Dade City man trains for 30-mile run to celebrate 85-pound weight loss

- For Martin Ellis, running is a passion.

Most days, the 57-year-old’s feet get moving before the sun comes up. His heart pounds and sweat pours as he inches closer to his goal.

This weekend the Dade City man will lace up his sneakers and join thousands of other runners racing in the Gasparilla Distance Classic. There are four races: The 5K, 8K, 15K, and half marathon.

Martin plans to complete every single one for a distance of more than 30-miles. He says he's ready.

“I am working with a running coach and there's daily and weekly training schedules," he said. "As people are sleeping late, I’m getting up at 4 a.m. so we can meet with friends at 5 a.m. when it's a little bit cooler out."

He's been training for the event for six months, however, crossing the finish line Sunday might be considered his second-biggest accomplishment. Over the last year, Martin has dropped about 85-pounds.

"The most that I ever remember seeing on the scale was 305," said Martin. "That was a rough day, it was a really rough day to realize that I was that out of control."

It may have been tough to swallow, but it was a turning point. In March, Martin had robotic gastric sleeve surgery to get back on track and get healthy.           

"Martin was the typical patient in that he needed the weight loss operation because of several medical conditions that were rather early in their onset," said Dr.

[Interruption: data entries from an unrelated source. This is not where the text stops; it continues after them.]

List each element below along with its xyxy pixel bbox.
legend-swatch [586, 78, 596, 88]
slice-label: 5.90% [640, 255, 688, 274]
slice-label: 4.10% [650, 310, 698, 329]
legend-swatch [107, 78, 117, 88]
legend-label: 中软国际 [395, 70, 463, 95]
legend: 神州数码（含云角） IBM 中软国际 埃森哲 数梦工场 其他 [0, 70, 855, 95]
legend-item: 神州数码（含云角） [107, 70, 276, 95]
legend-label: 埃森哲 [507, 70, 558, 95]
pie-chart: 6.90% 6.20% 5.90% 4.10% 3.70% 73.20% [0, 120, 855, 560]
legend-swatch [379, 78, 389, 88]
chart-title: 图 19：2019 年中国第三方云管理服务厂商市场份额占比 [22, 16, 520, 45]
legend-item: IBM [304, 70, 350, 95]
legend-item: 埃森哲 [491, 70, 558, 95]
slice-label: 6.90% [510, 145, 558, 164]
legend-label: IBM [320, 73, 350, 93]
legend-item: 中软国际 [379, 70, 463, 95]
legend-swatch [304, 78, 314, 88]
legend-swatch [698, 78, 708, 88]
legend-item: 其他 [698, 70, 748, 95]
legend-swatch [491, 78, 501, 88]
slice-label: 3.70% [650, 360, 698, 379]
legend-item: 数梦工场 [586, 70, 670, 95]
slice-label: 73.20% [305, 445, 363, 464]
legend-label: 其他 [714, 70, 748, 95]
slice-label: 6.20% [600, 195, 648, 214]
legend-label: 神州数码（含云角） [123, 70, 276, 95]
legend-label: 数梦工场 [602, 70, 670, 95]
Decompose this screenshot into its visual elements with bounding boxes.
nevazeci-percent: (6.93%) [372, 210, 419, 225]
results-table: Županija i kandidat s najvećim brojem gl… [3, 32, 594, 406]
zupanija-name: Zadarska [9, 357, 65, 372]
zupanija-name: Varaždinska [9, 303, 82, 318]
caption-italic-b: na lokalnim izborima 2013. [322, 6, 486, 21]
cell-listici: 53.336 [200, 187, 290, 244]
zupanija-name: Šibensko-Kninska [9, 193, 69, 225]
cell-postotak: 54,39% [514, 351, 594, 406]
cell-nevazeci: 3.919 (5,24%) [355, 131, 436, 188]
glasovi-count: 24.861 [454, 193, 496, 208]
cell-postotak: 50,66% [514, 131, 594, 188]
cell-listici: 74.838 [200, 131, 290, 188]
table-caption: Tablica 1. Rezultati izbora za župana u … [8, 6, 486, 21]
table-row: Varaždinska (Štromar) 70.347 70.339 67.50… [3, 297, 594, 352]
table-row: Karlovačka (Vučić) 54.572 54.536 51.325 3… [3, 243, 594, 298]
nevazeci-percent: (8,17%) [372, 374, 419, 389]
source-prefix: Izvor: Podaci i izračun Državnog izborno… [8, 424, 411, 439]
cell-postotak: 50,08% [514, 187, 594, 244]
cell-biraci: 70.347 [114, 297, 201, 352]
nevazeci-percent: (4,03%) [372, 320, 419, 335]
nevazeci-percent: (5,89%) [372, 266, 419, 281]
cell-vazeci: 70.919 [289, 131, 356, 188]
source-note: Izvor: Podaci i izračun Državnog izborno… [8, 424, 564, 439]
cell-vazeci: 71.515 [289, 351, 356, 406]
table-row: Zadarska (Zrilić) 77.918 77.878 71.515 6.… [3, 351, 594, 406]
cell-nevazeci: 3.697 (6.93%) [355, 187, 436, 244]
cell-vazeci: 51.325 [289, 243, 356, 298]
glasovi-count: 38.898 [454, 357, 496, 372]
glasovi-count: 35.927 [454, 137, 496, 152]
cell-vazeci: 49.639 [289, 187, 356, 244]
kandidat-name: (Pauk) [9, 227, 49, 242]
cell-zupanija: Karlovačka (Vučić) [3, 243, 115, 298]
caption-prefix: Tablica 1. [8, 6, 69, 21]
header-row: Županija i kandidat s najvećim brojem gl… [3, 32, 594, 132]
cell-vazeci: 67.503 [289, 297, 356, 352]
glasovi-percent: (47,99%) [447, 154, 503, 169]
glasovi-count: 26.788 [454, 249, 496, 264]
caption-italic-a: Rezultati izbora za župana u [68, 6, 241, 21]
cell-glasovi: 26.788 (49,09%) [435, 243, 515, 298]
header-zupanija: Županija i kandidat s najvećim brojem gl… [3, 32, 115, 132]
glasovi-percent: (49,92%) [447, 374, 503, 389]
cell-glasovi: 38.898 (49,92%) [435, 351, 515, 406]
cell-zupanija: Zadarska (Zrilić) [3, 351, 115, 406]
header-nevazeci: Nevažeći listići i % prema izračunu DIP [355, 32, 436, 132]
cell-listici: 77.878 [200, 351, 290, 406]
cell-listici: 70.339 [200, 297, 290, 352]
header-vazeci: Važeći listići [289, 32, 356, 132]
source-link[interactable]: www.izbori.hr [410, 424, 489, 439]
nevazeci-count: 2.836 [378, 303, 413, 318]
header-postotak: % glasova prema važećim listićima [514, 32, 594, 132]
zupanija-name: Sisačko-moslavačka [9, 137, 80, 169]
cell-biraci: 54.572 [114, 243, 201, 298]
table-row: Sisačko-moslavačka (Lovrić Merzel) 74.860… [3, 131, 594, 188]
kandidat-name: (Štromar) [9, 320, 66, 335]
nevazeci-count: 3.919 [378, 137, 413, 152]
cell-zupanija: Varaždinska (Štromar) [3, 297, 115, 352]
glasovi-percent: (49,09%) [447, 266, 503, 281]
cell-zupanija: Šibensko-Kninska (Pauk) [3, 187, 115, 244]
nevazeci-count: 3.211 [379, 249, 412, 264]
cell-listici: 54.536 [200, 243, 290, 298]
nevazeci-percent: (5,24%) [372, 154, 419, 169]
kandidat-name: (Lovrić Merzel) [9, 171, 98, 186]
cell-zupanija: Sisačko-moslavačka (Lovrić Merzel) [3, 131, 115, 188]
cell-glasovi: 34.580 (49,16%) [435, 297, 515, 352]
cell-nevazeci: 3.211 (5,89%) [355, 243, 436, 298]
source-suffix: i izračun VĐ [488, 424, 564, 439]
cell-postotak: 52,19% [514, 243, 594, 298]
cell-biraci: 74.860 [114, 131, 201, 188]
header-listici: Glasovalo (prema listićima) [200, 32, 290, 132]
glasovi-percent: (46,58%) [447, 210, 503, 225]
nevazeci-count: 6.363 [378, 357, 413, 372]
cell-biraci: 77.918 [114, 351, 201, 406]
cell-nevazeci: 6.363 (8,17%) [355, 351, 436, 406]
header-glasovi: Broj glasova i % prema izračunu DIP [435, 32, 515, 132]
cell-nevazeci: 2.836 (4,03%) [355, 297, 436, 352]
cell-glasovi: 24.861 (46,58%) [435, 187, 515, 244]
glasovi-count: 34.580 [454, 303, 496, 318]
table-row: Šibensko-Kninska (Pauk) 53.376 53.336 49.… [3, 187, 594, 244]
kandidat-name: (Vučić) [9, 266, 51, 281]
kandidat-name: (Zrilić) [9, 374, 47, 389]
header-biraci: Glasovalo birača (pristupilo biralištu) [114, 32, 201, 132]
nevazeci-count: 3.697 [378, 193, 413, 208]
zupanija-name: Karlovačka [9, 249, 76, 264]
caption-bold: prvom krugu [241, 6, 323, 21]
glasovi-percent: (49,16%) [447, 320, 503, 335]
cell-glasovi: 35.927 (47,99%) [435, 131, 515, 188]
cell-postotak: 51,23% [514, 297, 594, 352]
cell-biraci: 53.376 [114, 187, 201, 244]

John Dietrick, Medical Director of the Surgical Weight Loss Institute of the Florida Hospital Tampa.

It hasn't been an easy journey, but Martin just keeps putting one foot in front of the other. Ready to take his victory lap.           

"I feel, once again, that I’m in control of my life,” Martin said. “I got my life back."

Every weight loss surgery comes with the chance of complications which should be explained to patients. 

Dr. Dietrick tells FOX 13 News a sleeve gastrectomy is one of the lowest risk surgeries done at Florida Hospital Tampa, saying for many patients, the health risks of remaining overweight are greater than having the operation.